= Jean Salençon =

French physicist

Jean Salençon is a French physicist born on November 13, 1940. He is a member of the French Academy of Sciences and the French Academy of Technologies.

== Biography ==
An engineer with degrees from the École Polytechnique (X1959) and the École nationale des ponts et chaussées (1964), a doctor of science (Université Pierre et Marie Curie, 1969), Jean Salençon was a professor at the École nationale des ponts et chaussées from 1977 to 1998 and a professor at the École polytechnique from 1982 to 2005. He has also taught at several prestigious schools and universities in France and abroad. He was non-resident Rector of CISM (Udine) from 2004 to 2012 and a member of several university or industrial scientific councils in France and abroad and of the Board of Directors of the Conservatoire national des Arts et Métiers (CNAM) from 2005 to 2011.

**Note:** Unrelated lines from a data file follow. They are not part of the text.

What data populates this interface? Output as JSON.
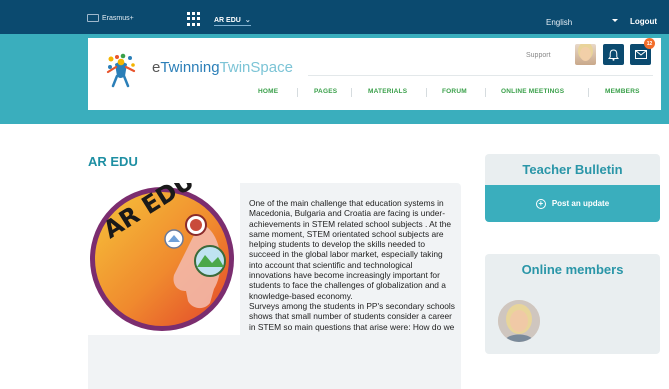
{
  "topbar": {
    "erasmus_label": "Erasmus+",
    "project_selector": "AR EDU",
    "language": "English",
    "logout_label": "Logout"
  },
  "header": {
    "logo_text_prefix": "e",
    "logo_text_twinning": "Twinning",
    "logo_text_twinspace": "TwinSpace",
    "support_label": "Support",
    "notification_count": "12",
    "nav": [
      "HOME",
      "PAGES",
      "MATERIALS",
      "FORUM",
      "ONLINE MEETINGS",
      "MEMBERS"
    ]
  },
  "main": {
    "title": "AR EDU",
    "image_text": "AR EDU",
    "description": "One of the main challenge that education systems in Macedonia, Bulgaria and Croatia are facing is under-achievements in STEM related school subjects . At the same moment, STEM orientated school subjects are helping students to develop the skills needed to succeed in the global labor market, especially taking into account that scientific and technological innovations have become increasingly important for students to face the challenges of globalization and a knowledge-based economy.\nSurveys among the students in PP's secondary schools shows that small number of students consider a career in STEM so main questions that arise were: How do we"
  },
  "sidebar": {
    "bulletin_title": "Teacher Bulletin",
    "post_update_label": "Post an update",
    "online_title": "Online members"
  },
  "colors": {
    "topbar": "#0b4a6f",
    "band": "#3aaebd",
    "nav_green": "#3aa04a",
    "title_teal": "#1e8fa3",
    "badge_orange": "#f26d2b"
  },
  "icons": [
    "eu-flag-icon",
    "apps-grid-icon",
    "chevron-down-icon",
    "caret-down-icon",
    "bell-icon",
    "mail-icon",
    "plus-circle-icon"
  ]
}
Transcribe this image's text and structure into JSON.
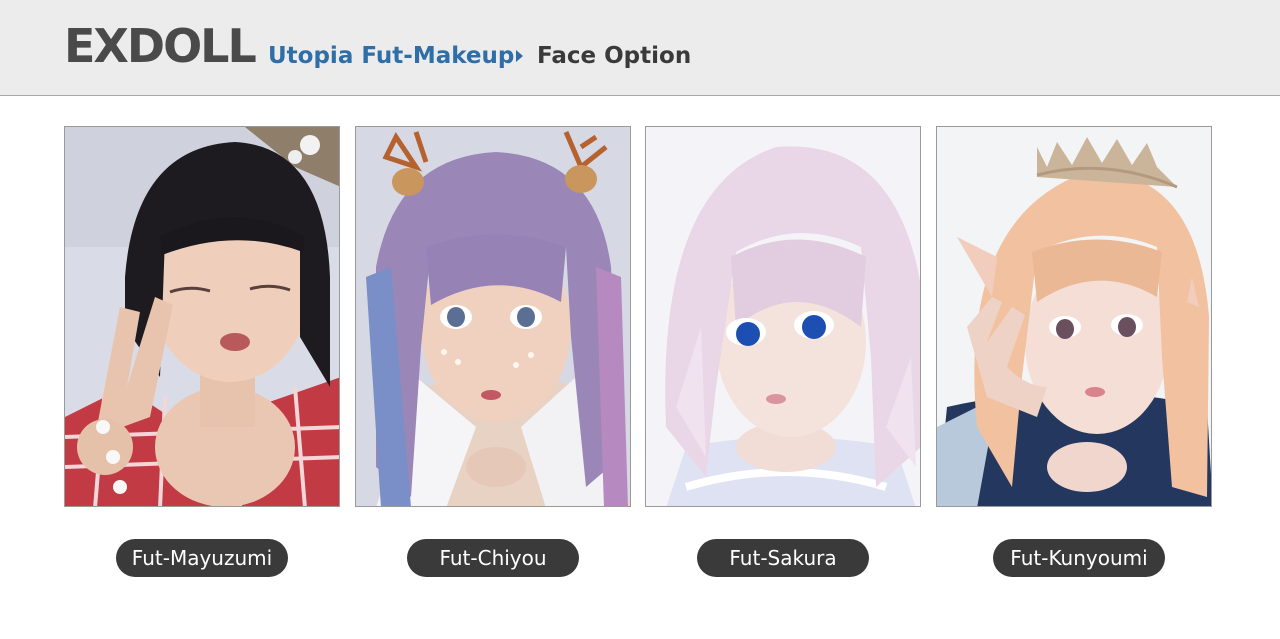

A member of the Academy of Sciences since 1988, he was its president in 2009 and 2010 and, as such, chaired the Institut de France in 2009. Jean Salençon is an honorary general engineer in the field of civil engineering and was a founding member of the Academy of Technology.

== Scientific work ==
Jean Salençon's research work concerns the mechanics of continuous media, the calculation of structures and civil engineering structures, and the irreversible behaviour of solid materials for industrial applications.

He was particularly interested in the irreversible behaviour of materials (plasticity, viscoelasticity and their industrial applications. He is the author of the theory of computation at break which he implemented for the first global computation of the bearing capacity of surface foundations on homogeneous or heterogeneous isotropic soils or anisotropic soils and also for stability analyses of earth and reinforced soil structures. In the case of foundations or structures subjected to seismic loads, the method is used for "pseudo-static" analyses. He also developed this theory in the probabilistic framework both from the point of view of material strength and stress and showed that it is the theoretical basis for ultimate limit state design (ULSD), which is incorporated in some current design regulations.

== Honours and awards ==
He is a member of the Academy of Sciences, the Academy of Technology, the Istituto Lombardo, Milan (foreign member), the Academia das Ciéncias de Lisboa (foreign member), the Hungarian Academy of Sciences (honorary member), the Academia Europaea, the Hong Kong Institute for Advanced Study (Senior Fellow), the Montpellier Academy of Sciences and Letters (correspondent).

He is Commandeur of the Ordre de la Légion d'Honneur, Commandeur of the Palmes Académqiues and Officier of the Ordre du Mérite.